Tortellini Soup With Italian Sausage & Spinach

Ingredients

1 tablespoon vegetable oil

1 pound ground Italian Sausage

1/2 cup diced onion about ½ medium sized onion

1 tablespoon minced garlic

28 ounces canned crushed tomatoes

32 ounces vegetable broth chicken works too

2 tablespoons fresh chopped basil

salt and pepper to taste

9 ounces refrigerated tortellini

2 cups packed fresh spinach

Crostini

6 Baguette slices (about ⅓ of a baguette)

1 tablespoon Butter

2 tablespoons Freshly shredded Parmesan Cheese

Instructions

Soup

Heat a large, heavy bottomed pan over medium-high heat. Heat vegetable oil and add diced onion.

Saute until onions are beginning to softed; 3-4 minutes

Crumble Italian Sausage and garlic with the onion. Cook until sausage is no longer pink; about 4-5 minutes. Drain any excess grease.

Stir in crushed tomatoes, vegetable (or chicken) broth, basil, salt and pepper. Bring to a boil, cover and reduce heat to low. Simmer for about 20 minutes.

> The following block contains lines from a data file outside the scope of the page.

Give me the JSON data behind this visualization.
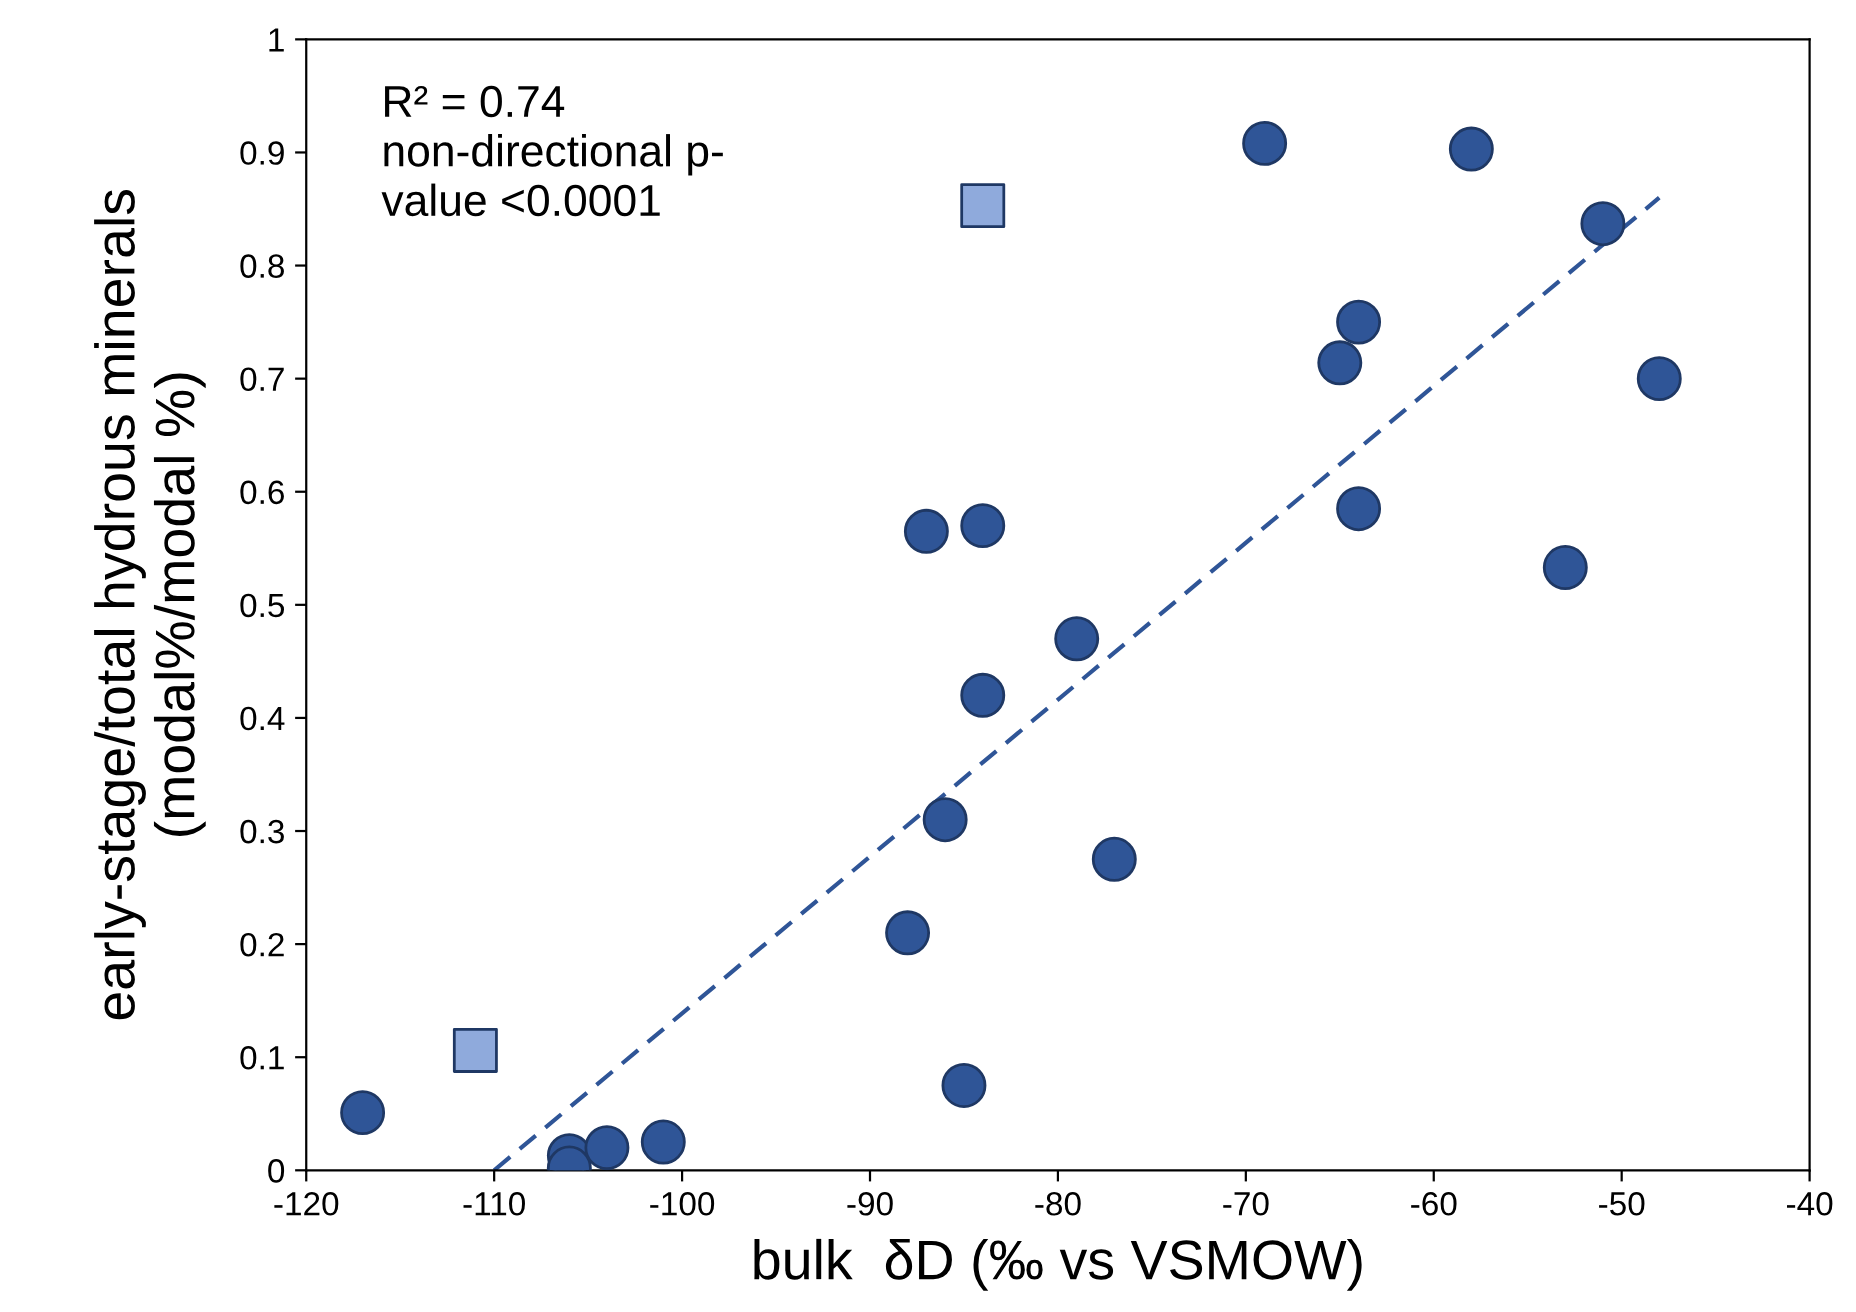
{
  "chart_data": {
    "type": "scatter",
    "xlabel": "bulk  δD (‰ vs VSMOW)",
    "ylabel": "early-stage/total hydrous minerals\n(modal%/modal %)",
    "annotations": [
      "R² = 0.74\nnon-directional p-\nvalue <0.0001"
    ],
    "xlim": [
      -120,
      -40
    ],
    "xticks": [
      -120,
      -110,
      -100,
      -90,
      -80,
      -70,
      -60,
      -50,
      -40
    ],
    "ylim": [
      0,
      1
    ],
    "yticks": [
      0,
      0.1,
      0.2,
      0.3,
      0.4,
      0.5,
      0.6,
      0.7,
      0.8,
      0.9,
      1
    ],
    "grid": false,
    "legend": false,
    "series": [
      {
        "marker": "circle",
        "color": "#2f5597",
        "x": [
          -117,
          -106,
          -106,
          -104,
          -101,
          -88,
          -87,
          -86,
          -85,
          -84,
          -84,
          -79,
          -77,
          -69,
          -65,
          -64,
          -64,
          -58,
          -53,
          -51,
          -48
        ],
        "values": [
          0.051,
          0.013,
          0.002,
          0.02,
          0.025,
          0.21,
          0.565,
          0.31,
          0.075,
          0.57,
          0.42,
          0.47,
          0.275,
          0.908,
          0.714,
          0.75,
          0.585,
          0.903,
          0.533,
          0.837,
          0.7
        ]
      },
      {
        "marker": "square",
        "color": "#8faadc",
        "x": [
          -84,
          -111
        ],
        "values": [
          0.853,
          0.106
        ]
      },
      {
        "type": "line",
        "marker": "none",
        "line_style": "dashed",
        "color": "#2f5597",
        "x": [
          -110,
          -48
        ],
        "values": [
          0,
          0.86
        ]
      }
    ]
  }
}
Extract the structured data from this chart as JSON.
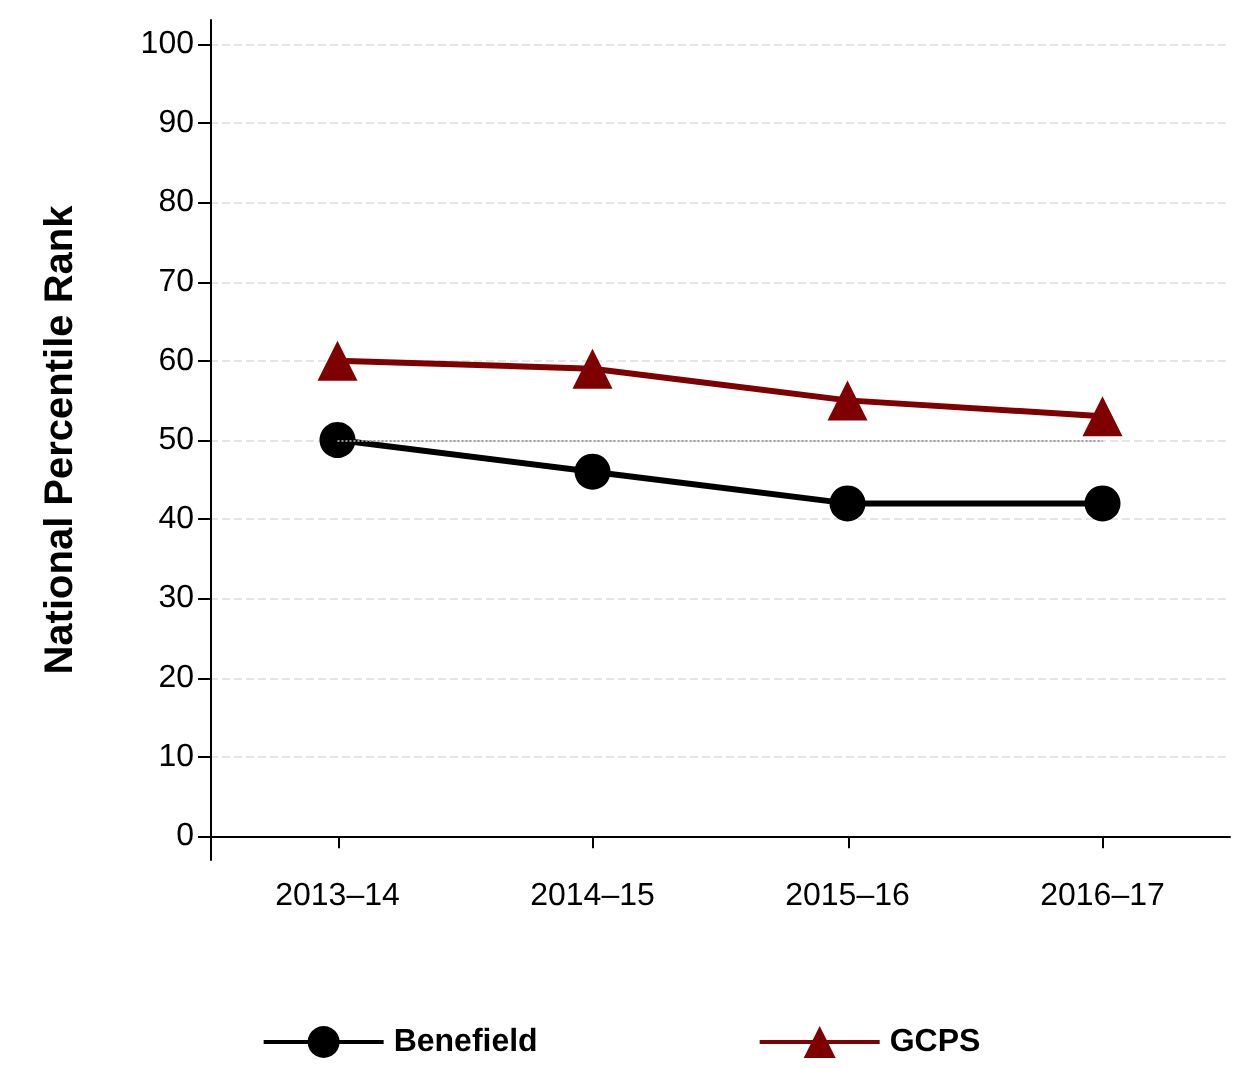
{
  "chart_data": {
    "type": "line",
    "ylabel": "National Percentile Rank",
    "categories": [
      "2013–14",
      "2014–15",
      "2015–16",
      "2016–17"
    ],
    "series": [
      {
        "name": "Benefield",
        "color": "#000000",
        "marker": "circle",
        "values": [
          50,
          46,
          42,
          42
        ]
      },
      {
        "name": "GCPS",
        "color": "#7f0000",
        "marker": "triangle",
        "values": [
          60,
          59,
          55,
          53
        ]
      }
    ],
    "ylim": [
      -3,
      103
    ],
    "yticks": [
      0,
      10,
      20,
      30,
      40,
      50,
      60,
      70,
      80,
      90,
      100
    ],
    "grid": "y",
    "legend": "bottom",
    "ref_lines": [
      {
        "axis": "y",
        "value": 50,
        "color": "#999999",
        "line_style": "dotted"
      }
    ]
  }
}
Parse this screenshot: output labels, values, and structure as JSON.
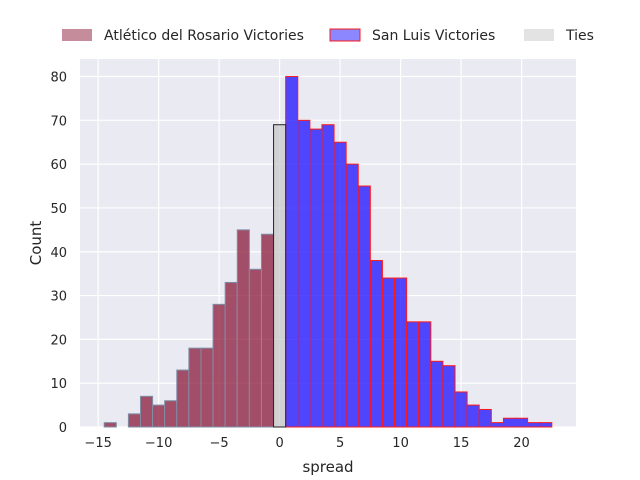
{
  "chart_data": {
    "type": "bar",
    "title": "",
    "xlabel": "spread",
    "ylabel": "Count",
    "xlim": [
      -16.5,
      24.5
    ],
    "ylim": [
      0,
      84
    ],
    "xticks": [
      -15,
      -10,
      -5,
      0,
      5,
      10,
      15,
      20
    ],
    "yticks": [
      0,
      10,
      20,
      30,
      40,
      50,
      60,
      70,
      80
    ],
    "grid": true,
    "background": "#eaeaf2",
    "legend": {
      "placement": "top",
      "columns": 3
    },
    "bin_width": 1,
    "series": [
      {
        "name": "Atlético del Rosario Victories",
        "fill": "#8b1a3a",
        "edge": "#7f8fa6",
        "x": [
          -14,
          -13,
          -12,
          -11,
          -10,
          -9,
          -8,
          -7,
          -6,
          -5,
          -4,
          -3,
          -2,
          -1
        ],
        "values": [
          1,
          0,
          3,
          7,
          5,
          6,
          13,
          18,
          18,
          28,
          33,
          45,
          36,
          44
        ]
      },
      {
        "name": "San Luis Victories",
        "fill": "#1a0dff",
        "edge": "#ff1a1a",
        "x": [
          1,
          2,
          3,
          4,
          5,
          6,
          7,
          8,
          9,
          10,
          11,
          12,
          13,
          14,
          15,
          16,
          17,
          18,
          19,
          20,
          21,
          22
        ],
        "values": [
          80,
          70,
          68,
          69,
          65,
          60,
          55,
          38,
          34,
          34,
          24,
          24,
          15,
          14,
          8,
          5,
          4,
          1,
          2,
          2,
          1,
          1
        ]
      },
      {
        "name": "Ties",
        "fill": "#c8c8c8",
        "edge": "#222222",
        "x": [
          0
        ],
        "values": [
          69
        ]
      }
    ]
  }
}
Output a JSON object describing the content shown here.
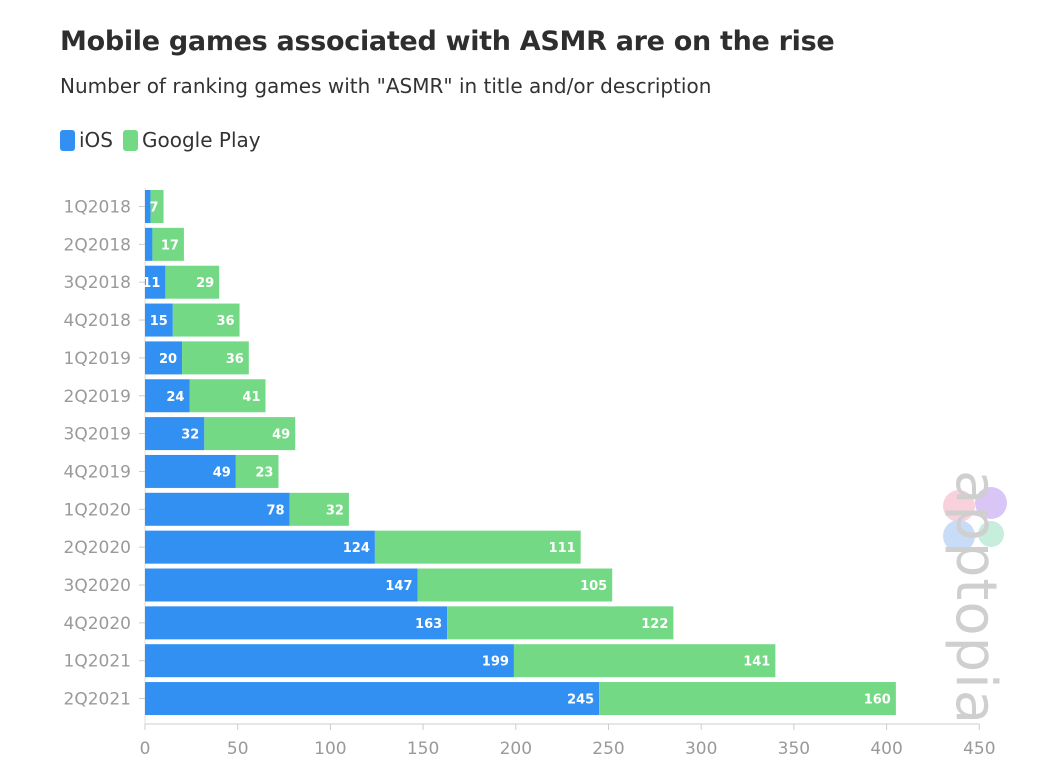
{
  "title": "Mobile games associated with ASMR are on the rise",
  "subtitle": "Number of ranking games with \"ASMR\" in title and/or description",
  "legend": [
    {
      "label": "iOS",
      "color": "#3390f3"
    },
    {
      "label": "Google Play",
      "color": "#74d985"
    }
  ],
  "watermark": "apptopia",
  "chart_data": {
    "type": "bar",
    "orientation": "horizontal",
    "stacked": true,
    "title": "Mobile games associated with ASMR are on the rise",
    "subtitle": "Number of ranking games with \"ASMR\" in title and/or description",
    "categories": [
      "1Q2018",
      "2Q2018",
      "3Q2018",
      "4Q2018",
      "1Q2019",
      "2Q2019",
      "3Q2019",
      "4Q2019",
      "1Q2020",
      "2Q2020",
      "3Q2020",
      "4Q2020",
      "1Q2021",
      "2Q2021"
    ],
    "series": [
      {
        "name": "iOS",
        "color": "#3390f3",
        "values": [
          3,
          4,
          11,
          15,
          20,
          24,
          32,
          49,
          78,
          124,
          147,
          163,
          199,
          245
        ],
        "labels": [
          "",
          "",
          "11",
          "15",
          "20",
          "24",
          "32",
          "49",
          "78",
          "124",
          "147",
          "163",
          "199",
          "245"
        ]
      },
      {
        "name": "Google Play",
        "color": "#74d985",
        "values": [
          7,
          17,
          29,
          36,
          36,
          41,
          49,
          23,
          32,
          111,
          105,
          122,
          141,
          160
        ],
        "labels": [
          "7",
          "17",
          "29",
          "36",
          "36",
          "41",
          "49",
          "23",
          "32",
          "111",
          "105",
          "122",
          "141",
          "160"
        ]
      }
    ],
    "xlim": [
      0,
      450
    ],
    "xticks": [
      "0",
      "50",
      "100",
      "150",
      "200",
      "250",
      "300",
      "350",
      "400",
      "450"
    ],
    "xtick_values": [
      0,
      50,
      100,
      150,
      200,
      250,
      300,
      350,
      400,
      450
    ],
    "legend_position": "top-left",
    "grid": false
  }
}
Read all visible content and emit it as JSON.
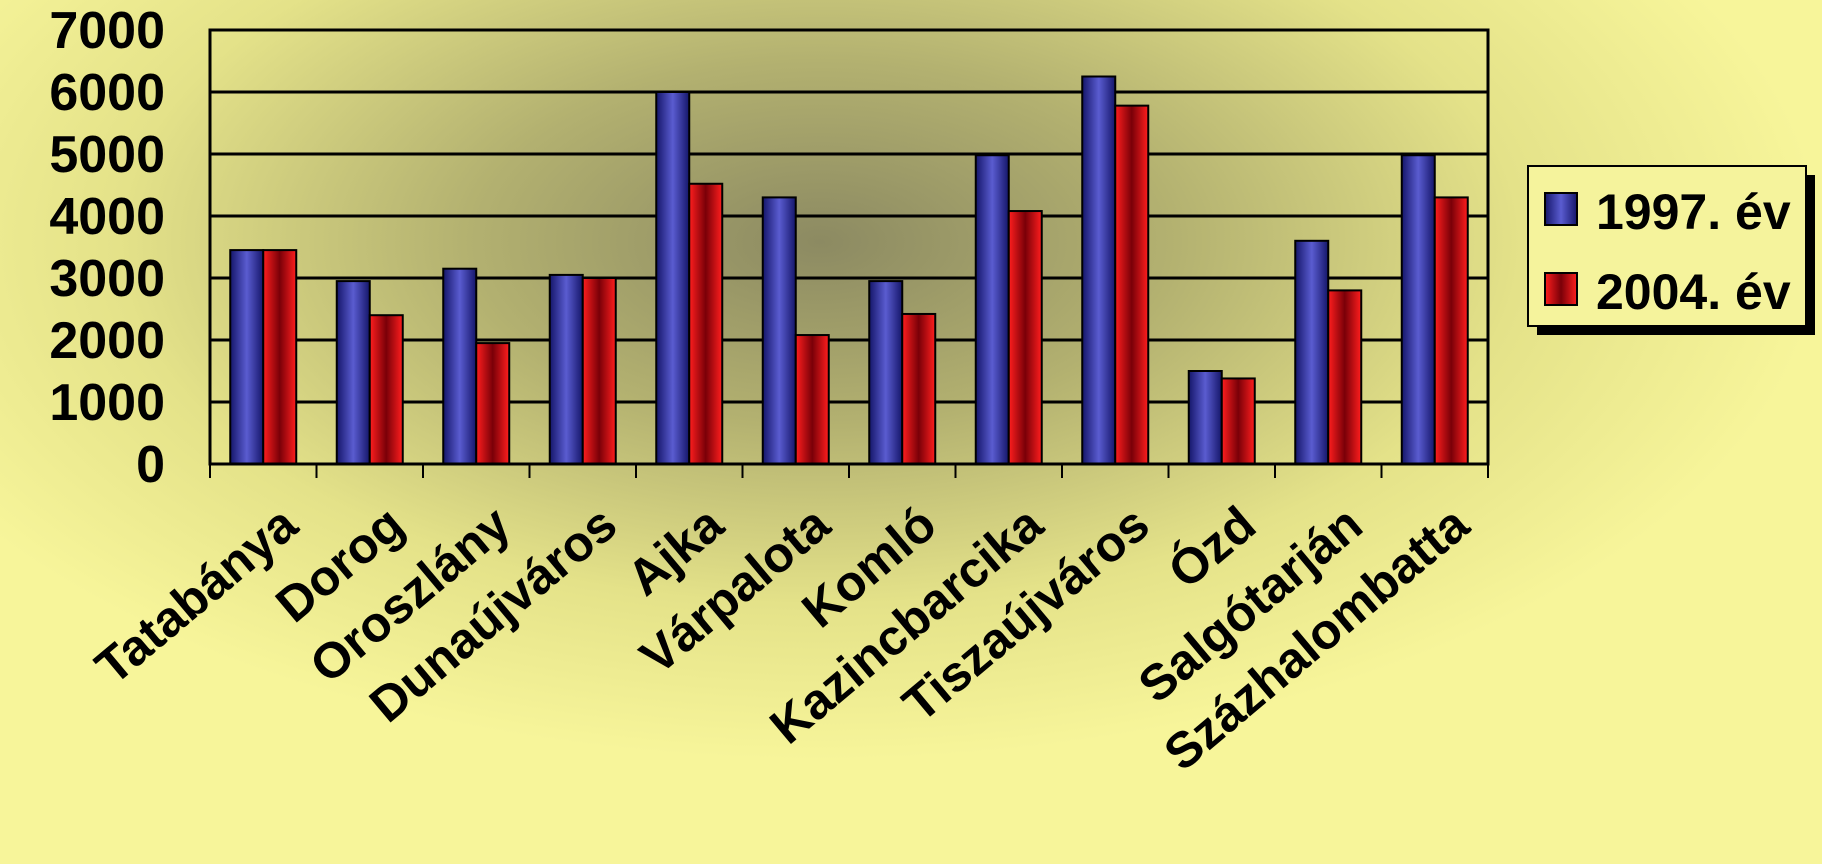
{
  "chart_data": {
    "type": "bar",
    "title": "",
    "xlabel": "",
    "ylabel": "",
    "ylim": [
      0,
      7000
    ],
    "yticks": [
      0,
      1000,
      2000,
      3000,
      4000,
      5000,
      6000,
      7000
    ],
    "grid": true,
    "legend_position": "right",
    "categories": [
      "Tatabánya",
      "Dorog",
      "Oroszlány",
      "Dunaújváros",
      "Ajka",
      "Várpalota",
      "Komló",
      "Kazincbarcika",
      "Tiszaújváros",
      "Ózd",
      "Salgótarján",
      "Százhalombatta"
    ],
    "series": [
      {
        "name": "1997. év",
        "color": "#2b2d8f",
        "values": [
          3450,
          2950,
          3150,
          3050,
          6000,
          4300,
          2950,
          4980,
          6250,
          1500,
          3600,
          4980
        ]
      },
      {
        "name": "2004. év",
        "color": "#e0101a",
        "values": [
          3450,
          2400,
          1950,
          3000,
          4520,
          2080,
          2420,
          4080,
          5780,
          1380,
          2800,
          4300
        ]
      }
    ]
  }
}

Add tortellini and spinach and simmer for about 5-10 minutes, or until pasta is tender.

Garnish with shredded Parmesan and serve with a cheesy crostini crouton.

Crostini

Slice baguette into ½ inch thick slices.

Butter one side and place butter side down in a hot skillet until golden brown.

Flip bread slices over and sprinkle with Parmesan while the other side gets golden brown.

Transfer to a plate and immediately cover loosely with foil if cheese has not completely melted.